Handwritten Wills Checklist
A “holographic” will is simply a will that is entirely in your own handwriting. Houston Volunteer Lawyers created this checklist.
These instructions explain the steps to create a holographic will in Texas. Each step includes a link to the form or forms needed for that step. Click on the step to expand it with more information.
WARNING! These instructions provide general information, not legal advice. It’s a good idea to talk with a lawyer about your particular situation.
You can print these instructions to use as a checklist.
To print both the instructions and forms, click here.
Before you start:
- Make a list of your valuable and important belongings. Examples may include:
- bank account,
- family heirlooms,
- Decide who you want to receive each of these belongings. It is ok if it is all to the same person or to different people. It is your will and you get to decide.
- Choose someone you trust to be in charge of giving out this property the way you will describe in your will. This person will be the independent executor.
- Review the instructions and samples.
You will need the following:
- Clean sheet of paper.
- Ink pen (preferably blue, but any color will do).
Take a look at what you just wrote and make sure you can say yes to all of the following:
- Did I hand-write the entire will?
- Could a stranger read my handwriting and understand what I wrote?
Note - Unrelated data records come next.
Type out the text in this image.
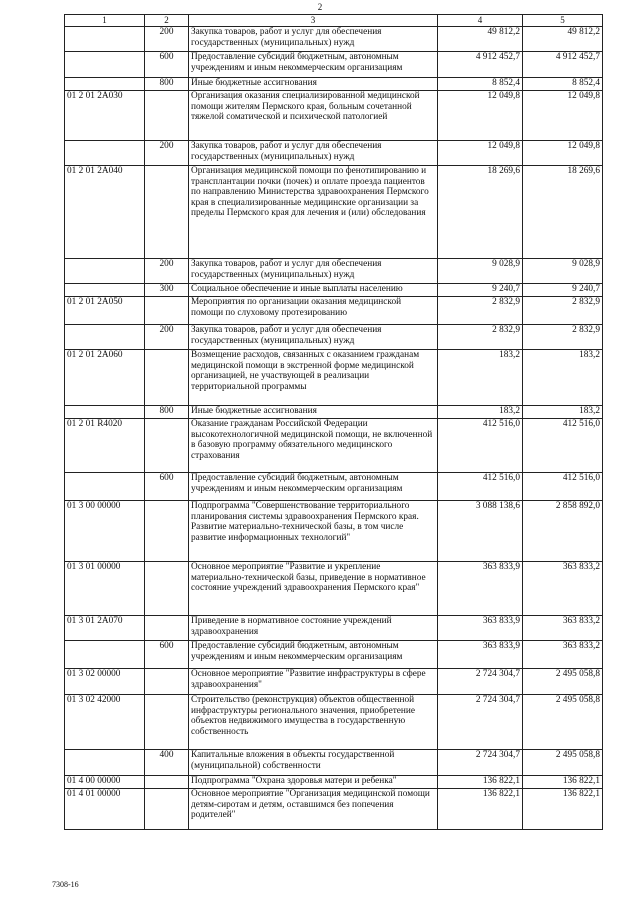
2
1	2	3	4	5
	200	Закупка товаров, работ и услуг для обеспечения государственных (муниципальных) нужд	49 812,2	49 812,2
	600	Предоставление субсидий бюджетным, автономным учреждениям и иным некоммерческим организациям	4 912 452,7	4 912 452,7
	800	Иные бюджетные ассигнования	8 852,4	8 852,4
01 2 01 2А030		Организация оказания специализированной медицинской помощи жителям Пермского края, больным сочетанной тяжелой соматической и психической патологией	12 049,8	12 049,8
	200	Закупка товаров, работ и услуг для обеспечения государственных (муниципальных) нужд	12 049,8	12 049,8
01 2 01 2А040		Организация медицинской помощи по фенотипированию и трансплантации почки (почек) и оплате проезда пациентов по направлению Министерства здравоохранения Пермского края в специализированные медицинские организации за пределы Пермского края для лечения и (или) обследования	18 269,6	18 269,6
	200	Закупка товаров, работ и услуг для обеспечения государственных (муниципальных) нужд	9 028,9	9 028,9
	300	Социальное обеспечение и иные выплаты населению	9 240,7	9 240,7
01 2 01 2А050		Мероприятия по организации оказания медицинской помощи по слуховому протезированию	2 832,9	2 832,9
	200	Закупка товаров, работ и услуг для обеспечения государственных (муниципальных) нужд	2 832,9	2 832,9
01 2 01 2А060		Возмещение расходов, связанных с оказанием гражданам медицинской помощи в экстренной форме медицинской организацией, не участвующей в реализации территориальной программы	183,2	183,2
	800	Иные бюджетные ассигнования	183,2	183,2
01 2 01 R4020		Оказание гражданам Российской Федерации высокотехнологичной медицинской помощи, не включенной в базовую программу обязательного медицинского страхования	412 516,0	412 516,0
	600	Предоставление субсидий бюджетным, автономным учреждениям и иным некоммерческим организациям	412 516,0	412 516,0
01 3 00 00000		Подпрограмма "Совершенствование территориального планирования системы здравоохранения Пермского края. Развитие материально-технической базы, в том числе развитие информационных технологий"	3 088 138,6	2 858 892,0
01 3 01 00000		Основное мероприятие "Развитие и укрепление материально-технической базы, приведение в нормативное состояние учреждений здравоохранения Пермского края"	363 833,9	363 833,2
01 3 01 2А070		Приведение в нормативное состояние учреждений здравоохранения	363 833,9	363 833,2
	600	Предоставление субсидий бюджетным, автономным учреждениям и иным некоммерческим организациям	363 833,9	363 833,2
01 3 02 00000		Основное мероприятие "Развитие инфраструктуры в сфере здравоохранения"	2 724 304,7	2 495 058,8
01 3 02 42000		Строительство (реконструкция) объектов общественной инфраструктуры регионального значения, приобретение объектов недвижимого имущества в государственную собственность	2 724 304,7	2 495 058,8
	400	Капитальные вложения в объекты государственной (муниципальной) собственности	2 724 304,7	2 495 058,8
01 4 00 00000		Подпрограмма "Охрана здоровья матери и ребенка"	136 822,1	136 822,1
01 4 01 00000		Основное мероприятие "Организация медицинской помощи детям-сиротам и детям, оставшимся без попечения родителей"	136 822,1	136 822,1
7308-16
- Does it say this is my will?
- Is it clear who I want to receive my property?
- Did I write who I wanted to be the will’s “independent executor”?
- Did I write that I wanted the “independent executor” to “serve without bond”?
- Does it have the date?
- Did I sign it?
To make sure your will is honored upon your death, do the following:
- Put your original will somewhere safe (like a sandwich bag in your freezer).
- Tell your “independent executor” where you placed the original will.
If you ever change your mind about who you want to receive your belongings, follow the instructions in this packet to create a new will. Be sure to (1) tear up your old will, and (2) tell your “independent executor” if you move the will to another location.